How to Make Your Website Lightning Fast

Throughout 2016, a lot of the focus has been on responsive design and making sure the website you’re operating or have in development is “mobile ready” or “mobile responsive”. Whilst this is obviously important given the increasing market share of mobile/tablet users in comparison to typical desktop devices – it is not the be all and end all and you should not sacrifice the speed of your website, on any device in order to generate compatibility and pixel perfect rendering across the board.

Now for those in the know, you’re probably asking why would you need to sacrifice speed in order to achieve a responsive layout and you’re absolutely right. If you’re building something from scratch using a responsive CSS framework such as Bootstrap, you probably don’t need to worry about speed so much. But, there are people out there making use of the weird and wonderful WordPress plugins or bolt ons for example who are quite happy to include another 10MB of CSS and Javascript in their designs in order to generate a responsive layout. This article is primarily aimed at them but if you have an interest in speeding up your own website, perhaps the content within will give you some food for thought.

Load What You Need

How to test Website Speed?

This might seem obvious but so many people have the attitude that if it works it works and don’t really care about how it’s working – which is a worry. WordPress users are a prime example. They’ll happily install a complicated, server heavy plugin to perform a minimal task on a page deep inside their website and give little thought to the fact that the JavaScript and CSS required by the aforementioned plugin is called and served on every single page of their website – despite it not being fundamentally required.

Fortunately, if you’re a WordPress user there are lots of plugins on the market to assist with this. Some will cache files as they’re loaded for the first time and some will make sure the code to call the required files is only output on the required pages. If you’re not an experienced developer looking for caching plugins might be the way forward. If you are an adept developer then you should not look to include all calls in your header/footer but you should be calling specific files for specific pages. Or look to caching the whole thing using something server side such as Varnish.

Limit Called Files

This follows on from the above. Each file you call on a given page load be it a stylesheet or Javascript function makes a request to the server. Regardless of filesize, a request takes time to hit the server and return to the user (the website visitor) so even if you do minify everything (which we’ll explain later), the requests themselves can add seconds to your page load time and seconds are significant. As mentioned above, WordPress is a prime example of this as it includes every file on every page. You need to limit this. You need to either manually consolidate all of your Javascript and CSS calls into single files such as a style.css or a functions.js or make sure of some of the plugins mentioned above in order to make sure the only requested files are the ones required for rending the specific page that you’re on.

Minify Essentials

Given the benefits of Minifying I’m surprised to see it used so very little. Perhaps people don’t take their site loading time so importantly or perhaps people are unsure of the benefits. Regardless, it’s something you should most definitely be looking at doing if you’re serious about having your website perform.

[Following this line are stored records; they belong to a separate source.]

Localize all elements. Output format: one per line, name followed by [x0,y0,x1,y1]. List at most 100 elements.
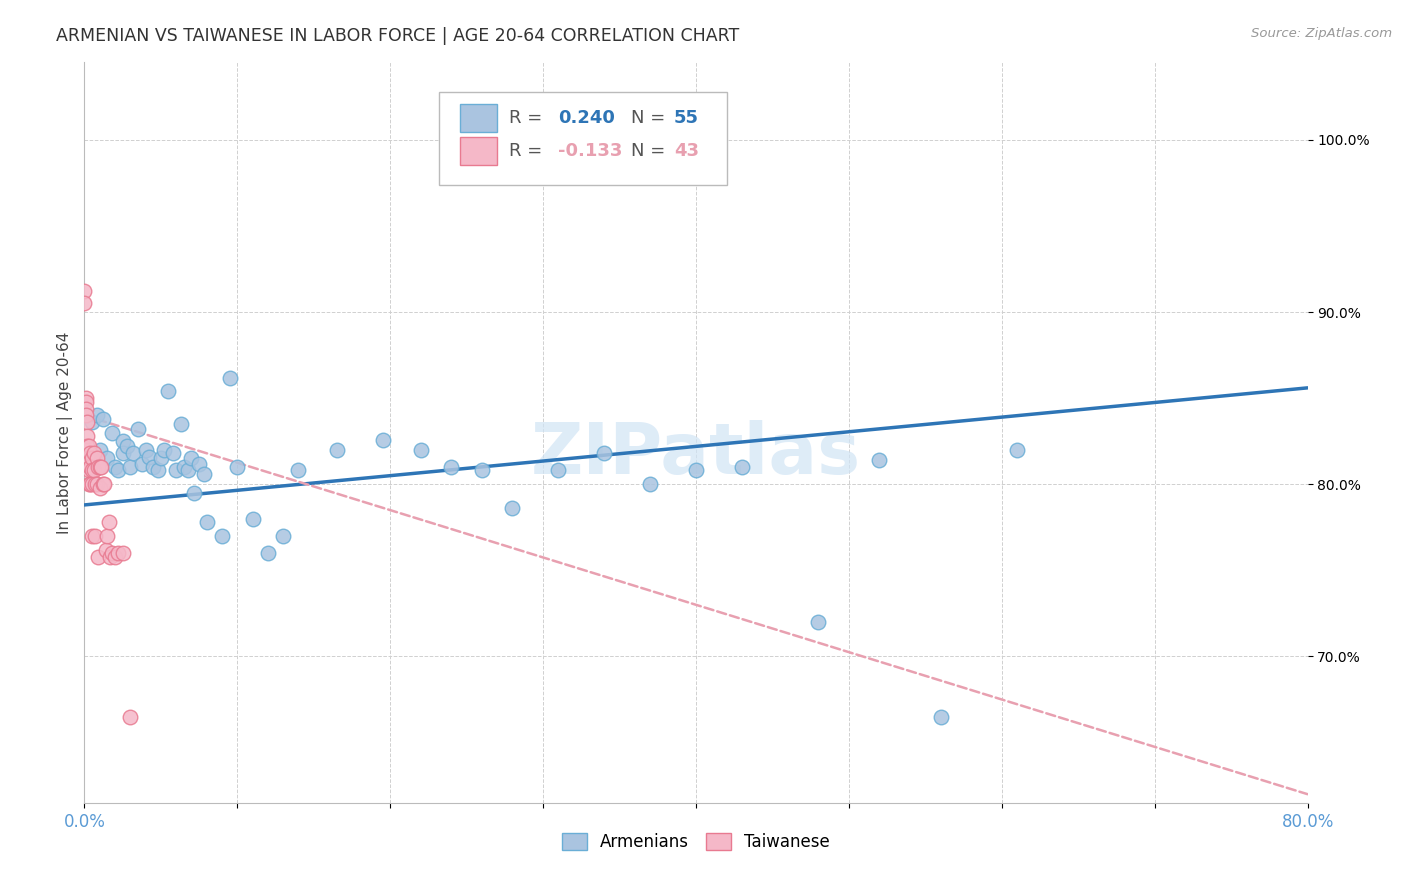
Point [75,391,97,405]
Point [91,477,114,491]
Point [87,460,110,475]
Text: 0.240: 0.240 [558,109,614,127]
Point [257,546,280,560]
Point [287,463,309,477]
Point [101,546,124,560]
Legend: Armenians, Taiwanese: Armenians, Taiwanese [555,826,837,857]
Point [111,434,134,449]
Point [638,477,661,491]
Point [90,460,112,475]
Point [76,415,98,429]
Text: -0.133: -0.133 [558,143,621,161]
Point [731,460,754,475]
Point [195,515,218,529]
Point [75,409,97,423]
Point [80,463,103,477]
FancyBboxPatch shape [439,92,727,185]
Text: 55: 55 [673,109,699,127]
Point [180,451,202,466]
Point [638,146,661,161]
Point [84,477,107,491]
Point [76,429,98,443]
Point [111,546,134,560]
Point [76,439,98,453]
Point [1005,442,1028,457]
Text: ARMENIAN VS TAIWANESE IN LABOR FORCE | AGE 20-64 CORRELATION CHART: ARMENIAN VS TAIWANESE IN LABOR FORCE | A… [56,27,740,45]
Point [77,477,100,491]
Point [502,501,524,516]
Point [929,709,952,723]
Point [93,477,115,491]
Point [127,422,149,436]
Point [73,296,96,310]
Point [104,549,127,564]
Point [96,451,118,466]
Point [218,370,240,384]
Point [135,442,157,457]
Point [325,442,347,457]
Point [80,415,103,429]
Text: 43: 43 [673,143,699,161]
Point [77,439,100,453]
Point [547,463,569,477]
Point [97,515,120,529]
Point [91,412,114,426]
Point [685,463,707,477]
Y-axis label: In Labor Force | Age 20-64: In Labor Force | Age 20-64 [58,332,73,533]
Point [77,451,100,466]
Point [86,409,108,423]
Point [115,439,138,453]
Point [101,425,124,440]
Point [869,453,891,467]
Point [211,529,233,543]
Text: N =: N = [631,143,671,161]
Point [162,446,184,460]
Point [79,477,101,491]
Point [226,460,249,475]
Point [146,463,169,477]
Point [188,457,211,471]
Point [153,442,176,457]
Text: Source: ZipAtlas.com: Source: ZipAtlas.com [1251,27,1392,40]
Point [122,446,145,460]
Point [86,451,108,466]
Point [89,481,111,495]
Point [104,460,127,475]
Text: R =: R = [509,143,548,161]
Point [80,529,103,543]
Point [75,394,97,409]
Point [120,460,142,475]
Point [80,451,103,466]
Point [170,417,193,431]
Text: N =: N = [631,109,671,127]
Point [111,446,134,460]
Text: ZIPatlas: ZIPatlas [531,420,860,490]
Point [593,446,616,460]
Point [73,285,96,299]
Point [79,460,101,475]
Point [94,542,117,557]
Point [120,709,142,723]
Point [271,529,294,543]
Point [76,450,98,464]
Text: R =: R = [509,109,548,127]
Point [83,446,105,460]
Point [193,467,215,481]
Point [96,529,118,543]
Point [84,529,107,543]
Point [177,463,200,477]
Point [86,477,108,491]
Point [173,460,195,475]
Point [242,512,264,526]
Point [89,442,111,457]
Point [87,549,110,564]
Point [440,460,463,475]
Point [807,615,830,629]
Point [142,460,165,475]
Point [80,477,103,491]
Point [157,384,180,399]
Point [149,451,172,466]
Point [138,450,160,464]
Point [83,463,105,477]
FancyBboxPatch shape [460,103,496,132]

For those not in the know, minifying is where you remove all of the unnecessary whitespace from your JS or CSS files. New lines, spaces, tabs – anything taking up disk space that isn’t required for the script to function. Doing this can decrease your filesize by 50% in some cases and a 50% smaller file means it loads twice as quick in theory so it’s definitely something worth doing.

Consider CDNs (content delivery networks)

A feature that is becoming more and more common is the use of CDN’s or content delivery networks. These services basically take the load of your own web server and put it on theirs. As a basic example, imagine serving a page on your website that contains 10 images. Those 10 images could be sent off to load from a CDN so when a visitor accesses your site, the only thing you web server serves them is the page itself. All the images then load in the background from a high powered, fast server thus making your whole page load massively quicker and limiting the bandwidth used by your own server.

Lots of web hosting companies partner with content delivery networks from the outset. Web hosting firms such as HostPresto.com have provisions in place that allow them to create high powered bespoke hosting solution that utilise content delivery networks out of the box. That doesn’t mean you need to switch hosts in order to use a CDN, most will work by simply uploading your files to them and changing the paths in your source code but if you want to go beyond basic remote resource loading it’s probably best to host with someone who has the capabilities in place to do so.

If you’re an experienced designer or developer a lot of the above is probably second nature to you. I don’t want to tell you how to do your job or reinvent the wheel by going over old ground. As I say, this article is aimed at those who don’t know the real ins and outs as to how things function and who couldn’t easily spot where a potential issue might arise from. Of course you don’t need to take my word for it either. There are enough tools out there such as GTMetrix who will analyse your site on the fly and tell you exactly where you’re going wrong and how to resolve it.